## [Soln] 2015 IMC Day 1 Problem 2

2015 IMC 1.2. For a positive integer $n$, let $f(n)$ be the number obtained by writing $n$ in binary and replacing every $0$ with $1$ and vice versa. For example, $n = 23$ is $10111$ in binary, so $f(n)$ is $1000$ in binary, therefore $f(23) = 8$. Prove that

$\displaystyle\sum_{k=1}^n f(k) \leq \displaystyle\frac{n^2}{4}.$

When does equality hold?

(The solution to this problem involves a fair bit of straightforward but messy algebra, so I will skip some of the manipulations in an effort to make the key points clear.)

Let’s list out some small values:

Immediately a couple of things jump out at us:

1. In base 2, $n + f(n)$ consists of all 1s.
2. Looking at each “power of 2” group from $2^k$ to $2^{k+1} - 1$, the value of $f(n)$ decreases by 1 from $2^k - 1$ to $0$.
3. Equality holds at 2, 4 and 10. The fact that 8 is not on the list means that equality doesn’t necessarily hold when $n$ is a power of 2, and the fact that 10 is on the list means that it is not as simple as equality holding for some small values.

Observations 1 and 2 can be formalised in the following claim:

Claim 1: Let $2^a \leq n < 2^{a+1}$. Then $n + f(n) = 2^{a+1} - 1$.

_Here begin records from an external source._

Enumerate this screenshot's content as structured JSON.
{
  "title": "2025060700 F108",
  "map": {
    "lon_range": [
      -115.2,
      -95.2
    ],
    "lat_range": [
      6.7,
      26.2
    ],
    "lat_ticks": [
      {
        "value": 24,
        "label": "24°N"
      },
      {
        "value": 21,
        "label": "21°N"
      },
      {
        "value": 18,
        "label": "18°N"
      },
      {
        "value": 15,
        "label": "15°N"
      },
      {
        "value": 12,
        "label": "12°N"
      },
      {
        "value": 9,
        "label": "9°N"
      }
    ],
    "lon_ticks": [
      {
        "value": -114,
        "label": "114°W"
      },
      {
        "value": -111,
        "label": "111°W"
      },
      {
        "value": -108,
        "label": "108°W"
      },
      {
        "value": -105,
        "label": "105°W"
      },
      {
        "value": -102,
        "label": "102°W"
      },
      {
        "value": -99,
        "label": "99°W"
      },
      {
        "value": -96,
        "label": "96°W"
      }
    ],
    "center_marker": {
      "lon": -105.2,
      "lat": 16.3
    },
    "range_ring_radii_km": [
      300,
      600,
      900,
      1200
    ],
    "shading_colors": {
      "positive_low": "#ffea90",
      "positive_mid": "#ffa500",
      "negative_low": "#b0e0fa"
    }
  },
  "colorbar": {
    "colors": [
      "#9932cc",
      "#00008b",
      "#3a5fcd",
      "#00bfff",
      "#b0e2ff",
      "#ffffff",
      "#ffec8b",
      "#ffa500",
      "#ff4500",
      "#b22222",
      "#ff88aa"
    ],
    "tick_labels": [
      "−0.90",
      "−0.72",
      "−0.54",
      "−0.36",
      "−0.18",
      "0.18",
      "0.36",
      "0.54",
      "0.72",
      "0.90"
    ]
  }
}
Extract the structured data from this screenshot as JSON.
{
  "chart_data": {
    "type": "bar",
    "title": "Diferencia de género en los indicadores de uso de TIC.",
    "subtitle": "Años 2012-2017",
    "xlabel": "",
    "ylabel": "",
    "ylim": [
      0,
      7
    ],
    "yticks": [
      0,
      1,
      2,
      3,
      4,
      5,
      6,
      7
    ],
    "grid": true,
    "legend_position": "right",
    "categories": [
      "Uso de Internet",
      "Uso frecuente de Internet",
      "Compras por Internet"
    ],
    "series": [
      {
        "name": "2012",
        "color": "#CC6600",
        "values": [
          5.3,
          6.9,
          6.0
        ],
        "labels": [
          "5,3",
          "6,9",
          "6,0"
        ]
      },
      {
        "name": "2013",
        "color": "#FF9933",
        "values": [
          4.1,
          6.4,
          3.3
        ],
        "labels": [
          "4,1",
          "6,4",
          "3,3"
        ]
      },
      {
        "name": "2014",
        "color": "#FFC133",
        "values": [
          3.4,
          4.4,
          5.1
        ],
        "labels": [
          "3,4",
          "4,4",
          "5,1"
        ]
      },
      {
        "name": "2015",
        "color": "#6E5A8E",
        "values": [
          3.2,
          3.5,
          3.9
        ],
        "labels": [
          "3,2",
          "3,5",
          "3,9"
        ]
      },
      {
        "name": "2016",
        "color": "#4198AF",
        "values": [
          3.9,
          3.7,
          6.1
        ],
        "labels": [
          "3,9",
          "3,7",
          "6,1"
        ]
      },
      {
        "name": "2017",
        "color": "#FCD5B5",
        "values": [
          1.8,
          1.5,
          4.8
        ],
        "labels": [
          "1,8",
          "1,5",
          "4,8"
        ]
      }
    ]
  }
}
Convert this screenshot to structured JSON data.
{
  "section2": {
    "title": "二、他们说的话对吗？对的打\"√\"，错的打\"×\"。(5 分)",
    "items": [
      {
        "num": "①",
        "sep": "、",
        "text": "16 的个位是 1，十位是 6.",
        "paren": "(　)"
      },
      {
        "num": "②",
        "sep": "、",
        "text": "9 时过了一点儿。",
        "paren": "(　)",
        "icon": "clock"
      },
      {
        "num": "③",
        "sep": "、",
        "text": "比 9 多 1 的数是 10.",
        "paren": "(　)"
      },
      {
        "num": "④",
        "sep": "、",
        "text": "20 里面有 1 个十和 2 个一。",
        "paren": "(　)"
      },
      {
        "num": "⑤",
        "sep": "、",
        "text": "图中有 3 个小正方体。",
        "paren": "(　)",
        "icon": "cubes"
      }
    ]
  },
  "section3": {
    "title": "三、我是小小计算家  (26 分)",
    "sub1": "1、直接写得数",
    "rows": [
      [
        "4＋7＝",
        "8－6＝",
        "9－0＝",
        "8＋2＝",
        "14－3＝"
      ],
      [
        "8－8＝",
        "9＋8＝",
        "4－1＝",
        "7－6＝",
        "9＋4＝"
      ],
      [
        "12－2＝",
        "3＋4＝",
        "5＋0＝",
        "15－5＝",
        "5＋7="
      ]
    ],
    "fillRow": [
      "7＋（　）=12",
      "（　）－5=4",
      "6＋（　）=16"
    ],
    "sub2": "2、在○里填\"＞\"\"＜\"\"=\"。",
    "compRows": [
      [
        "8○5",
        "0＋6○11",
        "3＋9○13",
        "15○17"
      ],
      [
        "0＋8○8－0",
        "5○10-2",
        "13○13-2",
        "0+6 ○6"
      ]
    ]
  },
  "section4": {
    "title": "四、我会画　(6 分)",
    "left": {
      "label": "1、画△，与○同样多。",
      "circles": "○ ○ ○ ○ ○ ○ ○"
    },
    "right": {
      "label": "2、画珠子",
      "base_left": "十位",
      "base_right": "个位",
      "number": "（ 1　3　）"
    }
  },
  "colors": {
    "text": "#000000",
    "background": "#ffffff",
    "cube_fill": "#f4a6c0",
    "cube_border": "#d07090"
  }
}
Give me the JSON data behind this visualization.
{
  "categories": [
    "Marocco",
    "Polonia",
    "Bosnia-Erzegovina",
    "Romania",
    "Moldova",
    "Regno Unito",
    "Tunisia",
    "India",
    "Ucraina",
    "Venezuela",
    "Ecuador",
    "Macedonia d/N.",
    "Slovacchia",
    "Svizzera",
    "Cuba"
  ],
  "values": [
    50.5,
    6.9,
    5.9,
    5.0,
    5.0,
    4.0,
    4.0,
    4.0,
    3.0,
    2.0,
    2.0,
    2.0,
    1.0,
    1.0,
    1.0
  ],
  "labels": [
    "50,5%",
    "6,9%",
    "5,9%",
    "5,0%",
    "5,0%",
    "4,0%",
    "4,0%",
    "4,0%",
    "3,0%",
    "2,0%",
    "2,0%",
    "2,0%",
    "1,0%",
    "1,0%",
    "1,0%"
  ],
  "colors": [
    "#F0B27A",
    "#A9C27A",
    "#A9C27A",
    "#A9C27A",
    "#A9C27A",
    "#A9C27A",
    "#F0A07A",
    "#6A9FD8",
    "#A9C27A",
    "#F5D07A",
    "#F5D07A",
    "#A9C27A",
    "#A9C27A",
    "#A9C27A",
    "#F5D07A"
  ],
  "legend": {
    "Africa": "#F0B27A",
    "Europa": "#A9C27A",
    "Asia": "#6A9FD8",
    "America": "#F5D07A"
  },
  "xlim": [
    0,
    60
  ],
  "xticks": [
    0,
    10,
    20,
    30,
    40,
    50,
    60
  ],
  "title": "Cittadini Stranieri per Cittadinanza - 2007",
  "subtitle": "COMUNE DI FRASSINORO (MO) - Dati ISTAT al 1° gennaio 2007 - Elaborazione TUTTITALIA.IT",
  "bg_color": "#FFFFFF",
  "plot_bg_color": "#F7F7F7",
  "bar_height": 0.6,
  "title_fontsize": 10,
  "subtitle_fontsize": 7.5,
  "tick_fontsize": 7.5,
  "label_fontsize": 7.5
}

Now that we have a relatively closed-form formula for $f(n)$, we can try to substitute it directly into the summation and simplify it. However, from observation 2, a slightly better way would be to start with $n$ such that the summation consists of complete “power of 2” groups.

The following claim gives the closed-form formula for a “power of 2” group (and is easily proved by summing up Claim 1 for various values of $n$:

Claim 2: $\displaystyle\sum_{k = 2^a}^{2^{a+1} - 1} f(k) = 2^{a-1}(2^a - 1)$.

We can then use Claim 2 repeated to calculate the given summation for $n$ of the form $2^a - 1$. When $n = 2^a - 1$,

\begin{aligned} \sum_{k = 1}^n f(k) &= \sum_{i = 0}^{a-1} \sum_{k=2^i}^{2^{i+1} - 1} f(k) \\ &= \sum_{i = 0}^{a-1} 2^{i-1}(2^i - 1) \\ &= ... \\ &= \frac{2}{3}(2^a + 1)(2^{a-2} - 1) + 1. \end{aligned}

Getting to the general case is just a matter of adding the incomplete “power of 2” group:

Claim 3: Let $n = 2^a + r$ with $0 \leq r < 2^a$. Then

$\displaystyle\sum_{k=1}^n f(k) = \frac{2}{3}(2^a + 1)(2^{a-2} - 1) + 1 + (r+1)(2^a-1) - \frac{r(r+1)}{2}.$

To complete the proof, it remains to show that

$\displaystyle\frac{2}{3}(2^a + 1)(2^{a-2} - 1) + 1 + (r+1)(2^a-1) - \frac{r(r+1)}{2} \leq \frac{(2^a + r)^2}{4}$

for all possible $a$ and $0 \geq r < 2^a$. After multiplying by 12 and canceling terms, the above is equivalent to proving that

$2^{2a} - 3\cdot 2^{a+1}r - 3 \cdot 2^{a+1} + 9r^2 + 18r + 8 \geq 0.$

The $2^{2a}$ and $9r^2$ terms should make one think about completing the square. In fact, it turns out that the above is equivalent to

\begin{aligned} [2^a - 3(r+1)]^2 - 1 &\geq 0, \\ [2^a - 3(r+1)]^2 &\geq 1. \end{aligned}

Can $2^a - 3(r+1)$ ever be zero? Well, it can’t because $2^a$ is never a multiple of 3 while $3(r+1)$ always is. Hence, $[2^a - 3(r+1)]^2$ can only take on positive square values, and so the inequality above is obvious.

When does equality hold? It holds when

\begin{aligned} [2^a - 3(r+1)]^2 &= 1, \text{ or} \\ 2^a &= 3(r+1) \pm 1. \end{aligned}

Done!